Last week, after the telephone numbers of MPs were posted online, Kenyans resorted to calling and texting their legislators to ask how they will vote once the Bill is put before Parliament.

Many of the MPs took this as a joke and went as far as replying with emojis that did little to assuage the anxious Kenyans, while others released official statements in which they proclaimed that they are not representatives of the people but representatives of the United Democratic Alliance (UDA).

According to them, when voting for their MPs, Kenyans did not vote for individuals but voted for political parties. Therefore, as representatives of UDA, the MPs would be voting along the lines of their leader President William Ruto. Many thanked the President for the opportunity to serve him under UDA and vowed not to let him down during the passing of the Finance Bill 2024.

This sentiment, that Kenyans vote for parties rather than representatives, is one in a long line of attempts to infantilise and pathologise the local voter. The statements that the MPs made show their derision for the people that they are elected to represent, as well as where their true allegiance lies.

Party politics seems to be where the real games are played, and securing a party nomination determines that you remain loyal to the party; going to the ground to get the votes that legitimise one’s place in the party appears to be a mere formality.

It would behove Kenyans to listen clearly to what their leaders are saying to them as such sentiments speak not only to our current woes about budgets and taxes, but shines a spotlight on our democracy as a whole.

There should be conversations on whether the electoral system is working, and whether rising at the crack of dawn to legitimise party sycophants is the way forward in ensuring that our needs as a people are met.
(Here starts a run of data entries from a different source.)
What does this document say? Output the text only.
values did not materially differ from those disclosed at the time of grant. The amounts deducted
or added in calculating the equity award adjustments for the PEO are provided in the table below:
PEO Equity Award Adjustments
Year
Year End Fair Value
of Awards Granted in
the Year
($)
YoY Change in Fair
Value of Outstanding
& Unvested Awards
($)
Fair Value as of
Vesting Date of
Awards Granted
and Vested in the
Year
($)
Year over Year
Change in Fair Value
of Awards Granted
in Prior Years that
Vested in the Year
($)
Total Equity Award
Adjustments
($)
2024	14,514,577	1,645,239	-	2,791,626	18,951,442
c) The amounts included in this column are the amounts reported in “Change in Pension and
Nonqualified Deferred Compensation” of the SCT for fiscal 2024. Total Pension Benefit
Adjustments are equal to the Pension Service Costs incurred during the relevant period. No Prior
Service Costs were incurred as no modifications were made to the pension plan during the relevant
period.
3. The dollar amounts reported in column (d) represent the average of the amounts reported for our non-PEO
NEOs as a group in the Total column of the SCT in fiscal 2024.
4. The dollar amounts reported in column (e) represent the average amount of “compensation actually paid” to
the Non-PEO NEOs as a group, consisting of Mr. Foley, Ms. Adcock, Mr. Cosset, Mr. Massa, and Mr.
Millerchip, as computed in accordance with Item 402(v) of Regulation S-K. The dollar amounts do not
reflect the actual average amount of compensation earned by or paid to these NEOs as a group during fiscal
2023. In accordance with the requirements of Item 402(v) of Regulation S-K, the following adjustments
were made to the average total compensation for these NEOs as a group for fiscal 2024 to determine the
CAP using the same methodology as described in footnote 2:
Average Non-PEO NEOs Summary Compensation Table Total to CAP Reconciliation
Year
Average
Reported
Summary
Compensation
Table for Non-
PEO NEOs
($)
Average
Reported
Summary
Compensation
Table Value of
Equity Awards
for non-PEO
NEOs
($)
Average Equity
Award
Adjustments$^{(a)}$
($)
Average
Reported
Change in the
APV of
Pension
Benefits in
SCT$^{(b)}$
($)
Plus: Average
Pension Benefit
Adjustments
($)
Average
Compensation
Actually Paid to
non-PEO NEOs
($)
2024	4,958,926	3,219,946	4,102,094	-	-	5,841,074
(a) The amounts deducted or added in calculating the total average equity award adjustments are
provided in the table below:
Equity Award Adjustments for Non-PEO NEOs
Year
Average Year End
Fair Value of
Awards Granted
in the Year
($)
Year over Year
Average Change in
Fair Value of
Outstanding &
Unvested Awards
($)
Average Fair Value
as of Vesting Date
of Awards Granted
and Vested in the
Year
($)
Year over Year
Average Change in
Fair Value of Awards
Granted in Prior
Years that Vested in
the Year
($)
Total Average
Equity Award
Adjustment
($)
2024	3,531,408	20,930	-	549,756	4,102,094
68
But back to today’s expected protests. Will this moment be seismic enough that our government chooses our livelihoods over the iron fist of the IMF and World Bank?

There are a few countries in Latin America that have stood up against the IMF and their World Bank, rejecting their loans and choosing to go their own way.

Is it time that Kenyans go that direction, a move that will ostracise us from the international community that uses Bretton Woods institutions to maintain Third World countries under their choke-hold? For this to happen, a lot would have to change from the top down, but the protest is an excellent first step for us to come together and organise against our current oppression.